Miguel Veloso diz que, mesmo com o aumento do comércio eletrónico, os portugueses foram criteriosos na hora de gastar dinheiro em compras em tempo de pandemia. Este especialista indica que as famílias " por constrangimentos económicos atuais ou por prudência em relação ao futuro" estão a adiar decisões de compra de artigos que não são de primeira necessidade. E neste último caso, há uma reconfiguração dos cabazes de compras em que os artigos "premium" são substituídos por artigos de segunda linha, acentua Veloso.
Alexandre Nilo Fonseca, Presidente da Associação da Economia Digital, assinala um crescimento muito significativo das "compras do dia-a-dia" como o sector alimentar, incluindo as refeições entregues em casa, a par de um aumento relevante de venda de produtos eletrónicos.
"Talvez o efeito mais relevante tenha sido não só o aumento das compras online, em termos absolutos, pelos portugueses, mas também a concentração das compras em sites portugueses", sublinha Nilo Fonseca que acentua o contributo do pequeno comércio nas vendas online em Portugal.
Pequeno comércio explode na Net
O presidente da ACEPI recorda que em Outubro de 2019 apenas 40% das empresas portuguesas tinham uma presença online, como um site ou uma presença nas redes sociais. " 60% das empresas portuguesas estavam desconectadas. É como se não existissem nos dias de hoje. Se as procurarmos no Google Maps elas provavelmente não apareceriam", insiste Nilo Fonseca para contrastar com os dados de outubro de 2020 que fizeram aumentar a percentagem de empresas com presença na Internet para 60%.

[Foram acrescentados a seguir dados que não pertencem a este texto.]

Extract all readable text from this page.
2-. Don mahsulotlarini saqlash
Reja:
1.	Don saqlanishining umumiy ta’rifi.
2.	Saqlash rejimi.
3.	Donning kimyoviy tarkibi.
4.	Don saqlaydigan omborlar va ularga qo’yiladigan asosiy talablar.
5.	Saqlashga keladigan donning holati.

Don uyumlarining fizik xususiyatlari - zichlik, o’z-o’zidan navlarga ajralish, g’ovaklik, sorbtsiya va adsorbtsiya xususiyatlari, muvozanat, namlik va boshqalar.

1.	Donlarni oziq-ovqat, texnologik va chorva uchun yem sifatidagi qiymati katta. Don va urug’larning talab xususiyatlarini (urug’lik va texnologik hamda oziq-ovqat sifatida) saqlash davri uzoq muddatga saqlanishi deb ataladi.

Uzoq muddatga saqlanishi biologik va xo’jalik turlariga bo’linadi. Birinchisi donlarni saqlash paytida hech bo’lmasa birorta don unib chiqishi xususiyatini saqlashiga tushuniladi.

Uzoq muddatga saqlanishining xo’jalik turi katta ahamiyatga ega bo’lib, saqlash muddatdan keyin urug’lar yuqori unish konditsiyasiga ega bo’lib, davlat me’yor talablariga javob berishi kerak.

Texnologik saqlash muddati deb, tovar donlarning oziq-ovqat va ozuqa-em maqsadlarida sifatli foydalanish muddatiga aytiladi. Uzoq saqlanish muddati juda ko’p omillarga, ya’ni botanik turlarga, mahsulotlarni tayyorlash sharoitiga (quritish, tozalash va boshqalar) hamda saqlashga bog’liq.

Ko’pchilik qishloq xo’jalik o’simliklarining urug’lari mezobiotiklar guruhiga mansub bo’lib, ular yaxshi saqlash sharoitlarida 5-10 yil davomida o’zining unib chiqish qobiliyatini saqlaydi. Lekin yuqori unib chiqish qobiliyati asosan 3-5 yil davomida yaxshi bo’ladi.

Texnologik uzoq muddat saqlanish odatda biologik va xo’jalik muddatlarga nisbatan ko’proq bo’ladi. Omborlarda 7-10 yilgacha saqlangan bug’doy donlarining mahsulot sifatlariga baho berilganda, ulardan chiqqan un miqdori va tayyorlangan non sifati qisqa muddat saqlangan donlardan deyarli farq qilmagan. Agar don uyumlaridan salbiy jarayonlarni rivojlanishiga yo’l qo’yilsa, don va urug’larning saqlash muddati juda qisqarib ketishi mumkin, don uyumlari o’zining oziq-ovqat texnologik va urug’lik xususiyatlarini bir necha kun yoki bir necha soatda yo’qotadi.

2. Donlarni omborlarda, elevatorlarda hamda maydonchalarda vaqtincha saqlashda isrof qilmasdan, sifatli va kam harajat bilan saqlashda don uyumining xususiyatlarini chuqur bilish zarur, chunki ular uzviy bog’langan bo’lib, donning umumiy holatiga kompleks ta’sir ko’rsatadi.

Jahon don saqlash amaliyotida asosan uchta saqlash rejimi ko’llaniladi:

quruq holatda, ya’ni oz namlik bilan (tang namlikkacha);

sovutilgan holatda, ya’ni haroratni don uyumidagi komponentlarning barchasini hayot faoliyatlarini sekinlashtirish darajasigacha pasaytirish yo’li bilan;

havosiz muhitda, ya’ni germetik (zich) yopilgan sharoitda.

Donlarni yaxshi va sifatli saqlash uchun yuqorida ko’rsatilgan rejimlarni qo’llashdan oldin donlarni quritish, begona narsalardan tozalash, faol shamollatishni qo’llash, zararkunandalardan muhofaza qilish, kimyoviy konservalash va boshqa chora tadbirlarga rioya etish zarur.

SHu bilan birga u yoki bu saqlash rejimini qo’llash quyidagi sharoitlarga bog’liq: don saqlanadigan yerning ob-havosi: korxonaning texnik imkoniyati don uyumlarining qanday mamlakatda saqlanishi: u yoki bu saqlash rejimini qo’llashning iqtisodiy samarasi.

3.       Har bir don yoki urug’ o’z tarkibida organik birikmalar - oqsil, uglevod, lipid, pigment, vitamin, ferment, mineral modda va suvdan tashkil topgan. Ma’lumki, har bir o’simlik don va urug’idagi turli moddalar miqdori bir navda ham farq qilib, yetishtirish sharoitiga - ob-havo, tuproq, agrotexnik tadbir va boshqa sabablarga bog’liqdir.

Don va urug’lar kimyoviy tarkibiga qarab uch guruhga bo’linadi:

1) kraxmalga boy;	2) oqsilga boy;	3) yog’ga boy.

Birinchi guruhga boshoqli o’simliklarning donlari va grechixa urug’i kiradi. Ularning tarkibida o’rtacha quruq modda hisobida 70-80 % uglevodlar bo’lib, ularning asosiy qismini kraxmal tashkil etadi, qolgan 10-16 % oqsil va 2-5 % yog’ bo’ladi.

"São 20 pontos percentuais. Esse número acontece essencialmente pelo impacto das microempresas. Este crescimento deve-se ao crescimento das empresas com menos de 10 colaboradores e mostra bem que os pequenos comerciantes perceberam que é inevitável ter uma presença online. Não estar online é como não existir", remata Alexandre Nilo Fonseca no debate sobre comércio eletrónico no "Da Capa à Contracapa" da Renascença em parceria com a Fundação Francisco Manuel dos Santos.